I very much don't think this audience has gotten the wrong idea about what Everest is and will allow them, the popularity of celeste within gaming culture generally is very much a consequence of it genuinely being a certain kind of intrinsically focused test of mechanical execution. So, ultimately, regardless of the specifics of how this gameplay driven design is carried out to frame it in such a manner is the logical conclusion of what celeste/Everest encourages in my opinion. The difference in environmental design/this sense of place mainly coming down to, beside the fact that it isn't the main focus for most, a lack of supplied tools in most contexts of mapping production.
I also want to make note of the fact that once a kind of design focus has been established it carries with it inertia within the community. Because it conditions audience expectation, because it's easier to build upon something that's already there, because it draws more people in who are interested in making more things like it, because more tool are built with it in mind etc.
*I remember that in an interview or devlog it was said that for level 4 golden ridge the tone of the music did significantly affect aspect of its level design, although this was an exception.
I have an enormous respect for Waterbite and it's design.
On the bigger scale design it's not too groundbreaking, the rooms and map structure are almost all linear and the goal of the player is to repeatedly attempt a set gameplay until they have overcome it and hence put it behind them, knowing that there are step by step coming closer to a set ending, the macro-structure of the map is more or less what you'd get from most maps, this is very much not the design focus of the map.
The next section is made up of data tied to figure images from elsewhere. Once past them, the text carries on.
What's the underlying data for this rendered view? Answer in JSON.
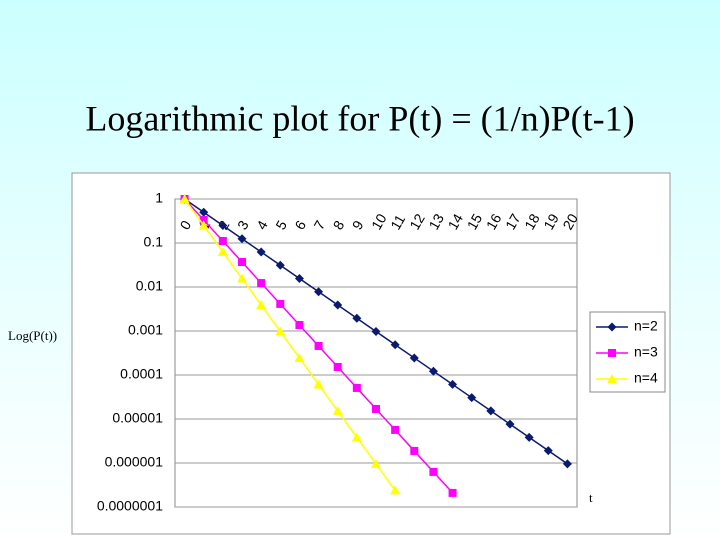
{
  "chart_data": {
    "type": "line",
    "title": "Logarithmic plot for P(t) = (1/n)P(t-1)",
    "y_label": "Log(P(t))",
    "x_label": "t",
    "categories": [
      "0",
      "1",
      "2",
      "3",
      "4",
      "5",
      "6",
      "7",
      "8",
      "9",
      "10",
      "11",
      "12",
      "13",
      "14",
      "15",
      "16",
      "17",
      "18",
      "19",
      "20"
    ],
    "log_scale": true,
    "grid": true,
    "legend": "right",
    "ylim": [
      1e-07,
      1
    ],
    "yticks": [
      1,
      0.1,
      0.01,
      0.001,
      0.0001,
      1e-05,
      1e-06,
      {
        "value": 1e-07,
        "label": "0.0000001"
      }
    ],
    "series": [
      {
        "name": "n=2",
        "color": "#0a1a6e",
        "marker": "diamond",
        "values": [
          1,
          0.5,
          0.25,
          0.125,
          0.0625,
          0.03125,
          0.015625,
          0.0078125,
          0.00390625,
          0.001953125,
          0.0009765625,
          0.00048828125,
          0.000244140625,
          0.0001220703125,
          6.103515625e-05,
          3.0517578125e-05,
          1.52587890625e-05,
          7.62939453125e-06,
          3.814697265625e-06,
          1.9073486328125e-06,
          9.5367431640625e-07
        ]
      },
      {
        "name": "n=3",
        "color": "#ff00ff",
        "marker": "square",
        "values": [
          1,
          0.333,
          0.111,
          0.037,
          0.0123,
          0.00412,
          0.00137,
          0.000457,
          0.000152,
          5.08e-05,
          1.69e-05,
          5.65e-06,
          1.88e-06,
          6.27e-07,
          2.09e-07,
          null,
          null,
          null,
          null,
          null,
          null
        ]
      },
      {
        "name": "n=4",
        "color": "#ffff00",
        "marker": "triangle",
        "values": [
          1,
          0.25,
          0.0625,
          0.0156,
          0.00391,
          0.000977,
          0.000244,
          6.1e-05,
          1.53e-05,
          3.81e-06,
          9.54e-07,
          2.38e-07,
          null,
          null,
          null,
          null,
          null,
          null,
          null,
          null,
          null
        ]
      }
    ]
  }
}
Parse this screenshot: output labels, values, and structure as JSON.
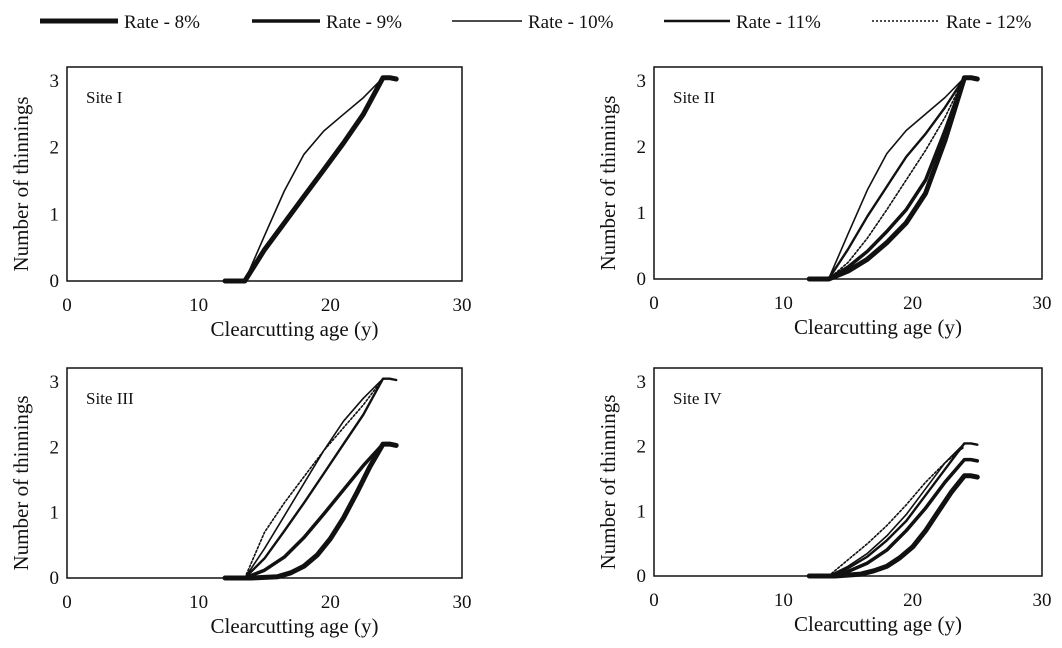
{
  "legend": {
    "entries": [
      {
        "label": "Rate - 8%",
        "stroke_width": 5,
        "dash": ""
      },
      {
        "label": "Rate - 9%",
        "stroke_width": 3.5,
        "dash": ""
      },
      {
        "label": "Rate - 10%",
        "stroke_width": 1.6,
        "dash": ""
      },
      {
        "label": "Rate - 11%",
        "stroke_width": 2.4,
        "dash": ""
      },
      {
        "label": "Rate - 12%",
        "stroke_width": 1.6,
        "dash": "2,2"
      }
    ]
  },
  "chart_data": [
    {
      "type": "line",
      "title": "Site I",
      "xlabel": "Clearcutting age (y)",
      "ylabel": "Number of thinnings",
      "xlim": [
        0,
        30
      ],
      "ylim": [
        0,
        3
      ],
      "xticks": [
        0,
        10,
        20,
        30
      ],
      "yticks": [
        0,
        1,
        2,
        3
      ],
      "grid": false,
      "series": [
        {
          "name": "Rate - 8%",
          "x": [
            12,
            13.5,
            15,
            16.5,
            18,
            19.5,
            21,
            22.5,
            24,
            24.5,
            25
          ],
          "y": [
            0,
            0,
            0.47,
            0.87,
            1.27,
            1.67,
            2.07,
            2.5,
            3.05,
            3.05,
            3.03
          ]
        },
        {
          "name": "Rate - 9%",
          "x": [
            12,
            13.5,
            15,
            16.5,
            18,
            19.5,
            21,
            22.5,
            24,
            24.5,
            25
          ],
          "y": [
            0,
            0,
            0.47,
            0.87,
            1.27,
            1.67,
            2.07,
            2.5,
            3.05,
            3.05,
            3.03
          ]
        },
        {
          "name": "Rate - 10%",
          "x": [
            13.5,
            15,
            16.5,
            18,
            19.5,
            21,
            22.5,
            24,
            24.5,
            25
          ],
          "y": [
            0,
            0.68,
            1.35,
            1.9,
            2.25,
            2.5,
            2.75,
            3.05,
            3.05,
            3.03
          ]
        },
        {
          "name": "Rate - 11%",
          "x": [
            12,
            13.5,
            15,
            16.5,
            18,
            19.5,
            21,
            22.5,
            24,
            24.5,
            25
          ],
          "y": [
            0,
            0,
            0.47,
            0.87,
            1.27,
            1.67,
            2.07,
            2.5,
            3.05,
            3.05,
            3.03
          ]
        },
        {
          "name": "Rate - 12%",
          "x": [
            12,
            13.5,
            15,
            16.5,
            18,
            19.5,
            21,
            22.5,
            24,
            24.5,
            25
          ],
          "y": [
            0,
            0,
            0.47,
            0.87,
            1.27,
            1.67,
            2.07,
            2.5,
            3.05,
            3.05,
            3.03
          ]
        }
      ]
    },
    {
      "type": "line",
      "title": "Site II",
      "xlabel": "Clearcutting age (y)",
      "ylabel": "Number of thinnings",
      "xlim": [
        0,
        30
      ],
      "ylim": [
        0,
        3
      ],
      "xticks": [
        0,
        10,
        20,
        30
      ],
      "yticks": [
        0,
        1,
        2,
        3
      ],
      "grid": false,
      "series": [
        {
          "name": "Rate - 8%",
          "x": [
            12,
            13.5,
            15,
            16.5,
            18,
            19.5,
            21,
            22.5,
            24,
            24.5,
            25
          ],
          "y": [
            0,
            0,
            0.12,
            0.3,
            0.55,
            0.85,
            1.3,
            2.1,
            3.05,
            3.05,
            3.03
          ]
        },
        {
          "name": "Rate - 9%",
          "x": [
            13.5,
            15,
            16.5,
            18,
            19.5,
            21,
            22.5,
            24,
            24.5,
            25
          ],
          "y": [
            0,
            0.18,
            0.42,
            0.72,
            1.05,
            1.5,
            2.25,
            3.05,
            3.05,
            3.03
          ]
        },
        {
          "name": "Rate - 10%",
          "x": [
            13.5,
            15,
            16.5,
            18,
            19.5,
            21,
            22.5,
            24,
            24.5,
            25
          ],
          "y": [
            0,
            0.68,
            1.35,
            1.9,
            2.25,
            2.5,
            2.75,
            3.05,
            3.05,
            3.03
          ]
        },
        {
          "name": "Rate - 11%",
          "x": [
            13.5,
            15,
            16.5,
            18,
            19.5,
            21,
            22.5,
            24,
            24.5,
            25
          ],
          "y": [
            0,
            0.45,
            0.95,
            1.4,
            1.85,
            2.2,
            2.6,
            3.05,
            3.05,
            3.03
          ]
        },
        {
          "name": "Rate - 12%",
          "x": [
            13.5,
            15,
            16.5,
            18,
            19.5,
            21,
            22.5,
            24,
            24.5,
            25
          ],
          "y": [
            0,
            0.25,
            0.62,
            1.05,
            1.5,
            1.95,
            2.45,
            3.05,
            3.05,
            3.03
          ]
        }
      ]
    },
    {
      "type": "line",
      "title": "Site III",
      "xlabel": "Clearcutting age (y)",
      "ylabel": "Number of thinnings",
      "xlim": [
        0,
        30
      ],
      "ylim": [
        0,
        3
      ],
      "xticks": [
        0,
        10,
        20,
        30
      ],
      "yticks": [
        0,
        1,
        2,
        3
      ],
      "grid": false,
      "series": [
        {
          "name": "Rate - 8%",
          "x": [
            12,
            14,
            16,
            17,
            18,
            19,
            20,
            21,
            22,
            23,
            24,
            24.5,
            25
          ],
          "y": [
            0,
            0,
            0.02,
            0.08,
            0.18,
            0.35,
            0.6,
            0.92,
            1.3,
            1.7,
            2.05,
            2.05,
            2.03
          ]
        },
        {
          "name": "Rate - 9%",
          "x": [
            13.5,
            15,
            16.5,
            18,
            19.5,
            21,
            22.5,
            24,
            24.5,
            25
          ],
          "y": [
            0,
            0.12,
            0.32,
            0.62,
            0.98,
            1.35,
            1.72,
            2.05,
            2.05,
            2.03
          ]
        },
        {
          "name": "Rate - 10%",
          "x": [
            13.5,
            15,
            16.5,
            18,
            19.5,
            21,
            22.5,
            24,
            24.5,
            25
          ],
          "y": [
            0,
            0.45,
            0.95,
            1.45,
            1.95,
            2.4,
            2.75,
            3.05,
            3.05,
            3.03
          ]
        },
        {
          "name": "Rate - 11%",
          "x": [
            13.5,
            15,
            16.5,
            18,
            19.5,
            21,
            22.5,
            24,
            24.5,
            25
          ],
          "y": [
            0,
            0.3,
            0.72,
            1.15,
            1.6,
            2.05,
            2.5,
            3.05,
            3.05,
            3.03
          ]
        },
        {
          "name": "Rate - 12%",
          "x": [
            13.5,
            15,
            16.5,
            18,
            19.5,
            21,
            22.5,
            24,
            24.5,
            25
          ],
          "y": [
            0,
            0.7,
            1.15,
            1.55,
            1.95,
            2.3,
            2.65,
            3.05,
            3.05,
            3.03
          ]
        }
      ]
    },
    {
      "type": "line",
      "title": "Site IV",
      "xlabel": "Clearcutting age (y)",
      "ylabel": "Number of thinnings",
      "xlim": [
        0,
        30
      ],
      "ylim": [
        0,
        3
      ],
      "xticks": [
        0,
        10,
        20,
        30
      ],
      "yticks": [
        0,
        1,
        2,
        3
      ],
      "grid": false,
      "series": [
        {
          "name": "Rate - 8%",
          "x": [
            12,
            14,
            16,
            17,
            18,
            19,
            20,
            21,
            22,
            23,
            24,
            24.5,
            25
          ],
          "y": [
            0,
            0,
            0.03,
            0.08,
            0.15,
            0.28,
            0.45,
            0.7,
            1.0,
            1.3,
            1.55,
            1.55,
            1.53
          ]
        },
        {
          "name": "Rate - 9%",
          "x": [
            13.5,
            15,
            16.5,
            18,
            19.5,
            21,
            22.5,
            24,
            24.5,
            25
          ],
          "y": [
            0,
            0.07,
            0.2,
            0.4,
            0.7,
            1.05,
            1.45,
            1.8,
            1.8,
            1.78
          ]
        },
        {
          "name": "Rate - 10%",
          "x": [
            13.5,
            15,
            16.5,
            18,
            19.5,
            21,
            22.5,
            24,
            24.5,
            25
          ],
          "y": [
            0,
            0.15,
            0.35,
            0.62,
            0.95,
            1.35,
            1.75,
            2.05,
            2.05,
            2.03
          ]
        },
        {
          "name": "Rate - 11%",
          "x": [
            13.5,
            15,
            16.5,
            18,
            19.5,
            21,
            22.5,
            24,
            24.5,
            25
          ],
          "y": [
            0,
            0.12,
            0.3,
            0.55,
            0.85,
            1.25,
            1.65,
            2.05,
            2.05,
            2.03
          ]
        },
        {
          "name": "Rate - 12%",
          "x": [
            13.5,
            15,
            16.5,
            18,
            19.5,
            21,
            22.5,
            24
          ],
          "y": [
            0,
            0.25,
            0.5,
            0.78,
            1.1,
            1.45,
            1.75,
            2.0
          ]
        }
      ]
    }
  ]
}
Within this pretty common design space ZaharRRQ creates a gameplay landscape that completely transforms the way you engage with the game, it's still a test of skill but the skills being engaged with are completely different to your average celeste map. It's a test of patience, memory, dedication and of precision in a completely different way than the rest of celeste modding (or all of gaming for that matter), it completely transforms the way in which you engage with the game without ever abstracting its gamespace and mechanics (it's no minigame, it's not about superseding the celeste engine).
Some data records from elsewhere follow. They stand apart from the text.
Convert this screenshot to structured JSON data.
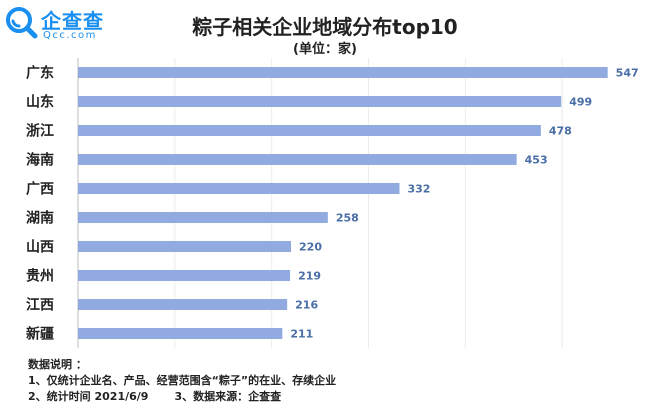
{
  "brand": {
    "name": "企查查",
    "domain": "Qcc.com",
    "color": "#1a8ff0"
  },
  "chart_data": {
    "type": "bar",
    "orientation": "horizontal",
    "title": "粽子相关企业地域分布top10",
    "subtitle": "(单位：家)",
    "categories": [
      "广东",
      "山东",
      "浙江",
      "海南",
      "广西",
      "湖南",
      "山西",
      "贵州",
      "江西",
      "新疆"
    ],
    "values": [
      547,
      499,
      478,
      453,
      332,
      258,
      220,
      219,
      216,
      211
    ],
    "xlim": [
      0,
      600
    ],
    "grid": true,
    "bar_color": "#91abe0",
    "label_color": "#4a6ea6"
  },
  "notes": {
    "heading": "数据说明 ：",
    "line1": "1、仅统计企业名、产品、经营范围含“粽子”的在业、存续企业",
    "line2_part1": "2、统计时间  2021/6/9",
    "line2_part2": "3、数据来源：企查查"
  }
}
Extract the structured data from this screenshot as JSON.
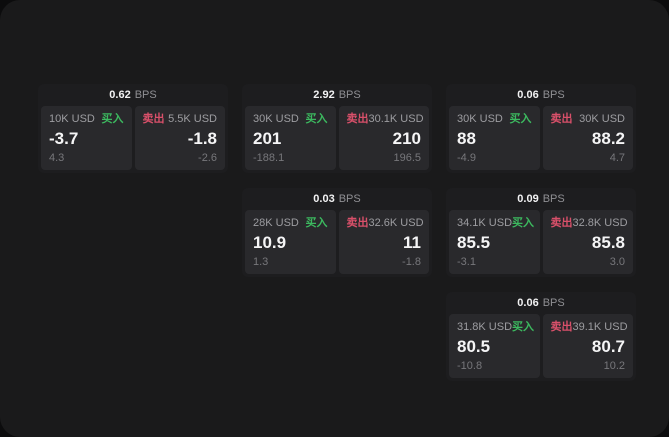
{
  "labels": {
    "buy": "买入",
    "sell": "卖出",
    "bps_unit": "BPS"
  },
  "colors": {
    "buy_green": "#3cb95f",
    "sell_red": "#d9506a",
    "panel_bg": "#29292c",
    "card_bg": "#1d1d1f",
    "frame_bg": "#1a1a1b"
  },
  "cards": [
    {
      "bps": "0.62",
      "buy": {
        "amount": "10K USD",
        "value": "-3.7",
        "sub": "4.3"
      },
      "sell": {
        "amount": "5.5K USD",
        "value": "-1.8",
        "sub": "-2.6"
      }
    },
    {
      "bps": "2.92",
      "buy": {
        "amount": "30K USD",
        "value": "201",
        "sub": "-188.1"
      },
      "sell": {
        "amount": "30.1K USD",
        "value": "210",
        "sub": "196.5"
      }
    },
    {
      "bps": "0.06",
      "buy": {
        "amount": "30K USD",
        "value": "88",
        "sub": "-4.9"
      },
      "sell": {
        "amount": "30K USD",
        "value": "88.2",
        "sub": "4.7"
      }
    },
    {
      "bps": "0.03",
      "buy": {
        "amount": "28K USD",
        "value": "10.9",
        "sub": "1.3"
      },
      "sell": {
        "amount": "32.6K USD",
        "value": "11",
        "sub": "-1.8"
      }
    },
    {
      "bps": "0.09",
      "buy": {
        "amount": "34.1K USD",
        "value": "85.5",
        "sub": "-3.1"
      },
      "sell": {
        "amount": "32.8K USD",
        "value": "85.8",
        "sub": "3.0"
      }
    },
    {
      "bps": "0.06",
      "buy": {
        "amount": "31.8K USD",
        "value": "80.5",
        "sub": "-10.8"
      },
      "sell": {
        "amount": "39.1K USD",
        "value": "80.7",
        "sub": "10.2"
      }
    }
  ]
}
The other thing that stands out about the map is it's size, it stands at a scale where it won't let you just call it a one off or a gimmick. This is not a map made for those that have a passing interest in dashless precision water gameplay, there exists no person for who this will be a minor thing. Further, this makes it so that eventually you will be left "floating" (pardon the pun), too far from the beginning to look back, to far from the end to look forward, in front of you is a path that may as well be infinite, now walk. There are the different checkpoints sure, but at some point you really just have to exist in the moment, the whole thing is too slow and protracted to engage otherwise.
As a whole, it's an extended methodical push, within gaming the closest examples of this kind of engagement and mindset are probably those "chore" games like powerwash simulator, viscera cleanup detail or death stranding, or "rage" games like getting over it where sooner or later you have to make peace with the fact that every step you take can and will be lost, so you can't form the expectation of immediate (significant) progress. Still none(ish) of these are of the difficulty and player hostility of Waterbite (and the ones that are, usually "rage games", handle failure states in a completely separate way that is integral to their hostility, if getting over it had checkpoints it would hardly be the same game).
To me Waterbite is a game experience unique not just to celeste modding, but to gaming as a whole.